There are also many patients whose asthma remains uncontrolled, despite their closely following treatment regimens consisting of the most optimal current therapies. The need for new therapeutics is great, but there are complications in developing them for children. Traditionally, evidence for dosing, efficacy, and safety from adult studies influences pediatric drug development, but there are differences in pediatric respiratory function, immunology, and disease pathogenesis. Asthma medications are among the most prescribed off-label drugs in children.
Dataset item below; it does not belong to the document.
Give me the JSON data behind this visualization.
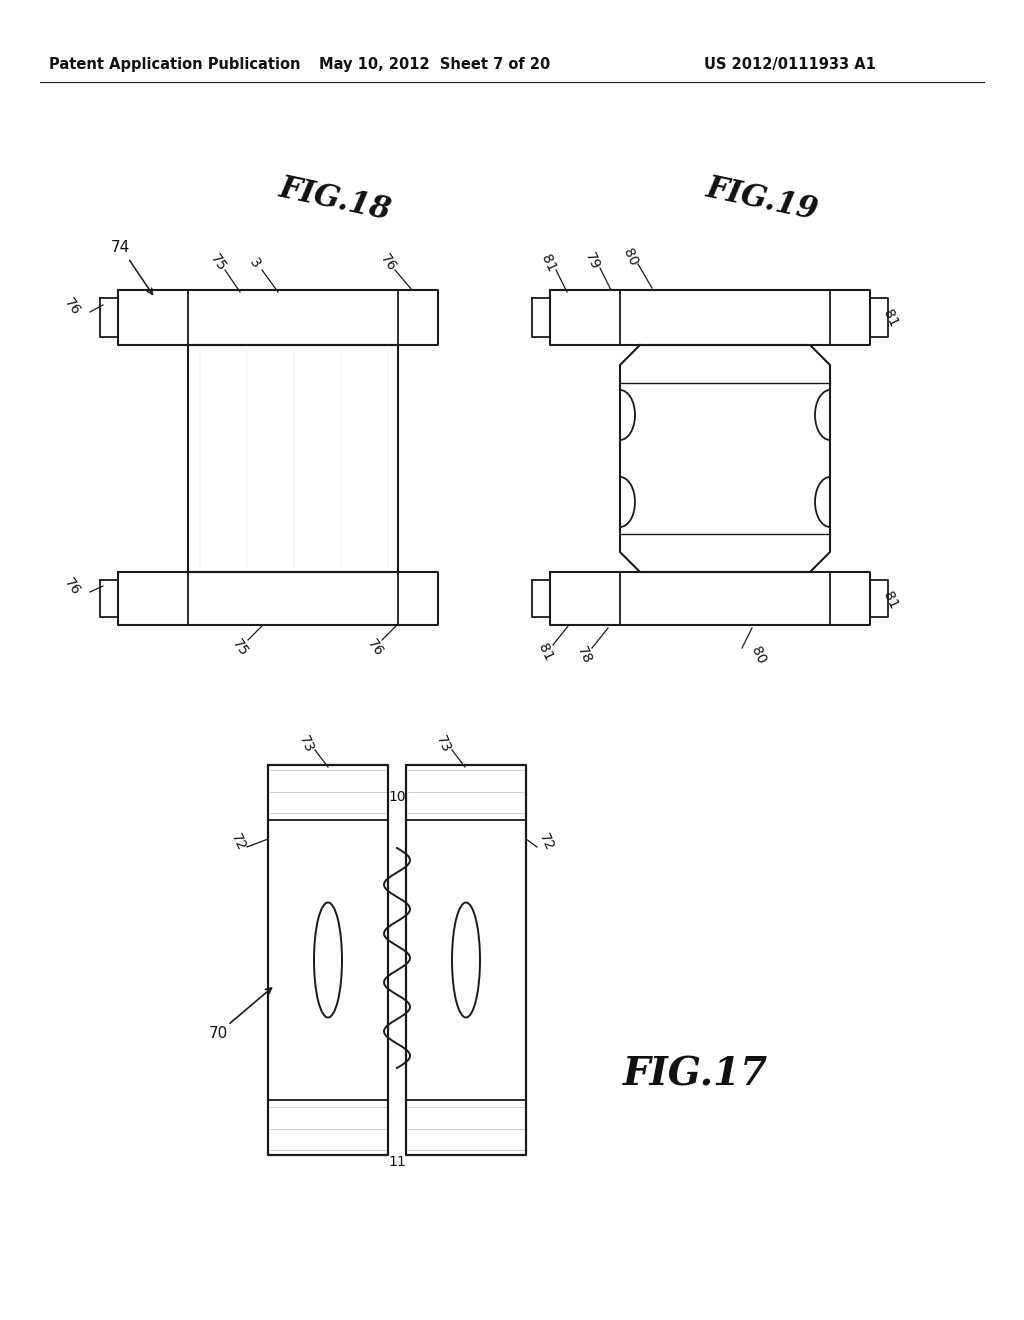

While second generation ICSs and LABAs appear to have altered the course of severe asthma over the past 20 years, ICS are associated with slowed growth and a reduction in adult height in children.

New inhaled therapies, such as single combination budesonide-formoterol inhaler maintenance and reliever therapy (SMART) and tiotropium provide promise for the future, as do a number of biologic drugs. As these therapies will be expensive, there is a need to identify biomarkers to indicate which patients they are most likely to benefit. The authors conclude the coming years will bring better options to control pediatric asthma, with the essential collaboration of patients, clinicians, and researchers.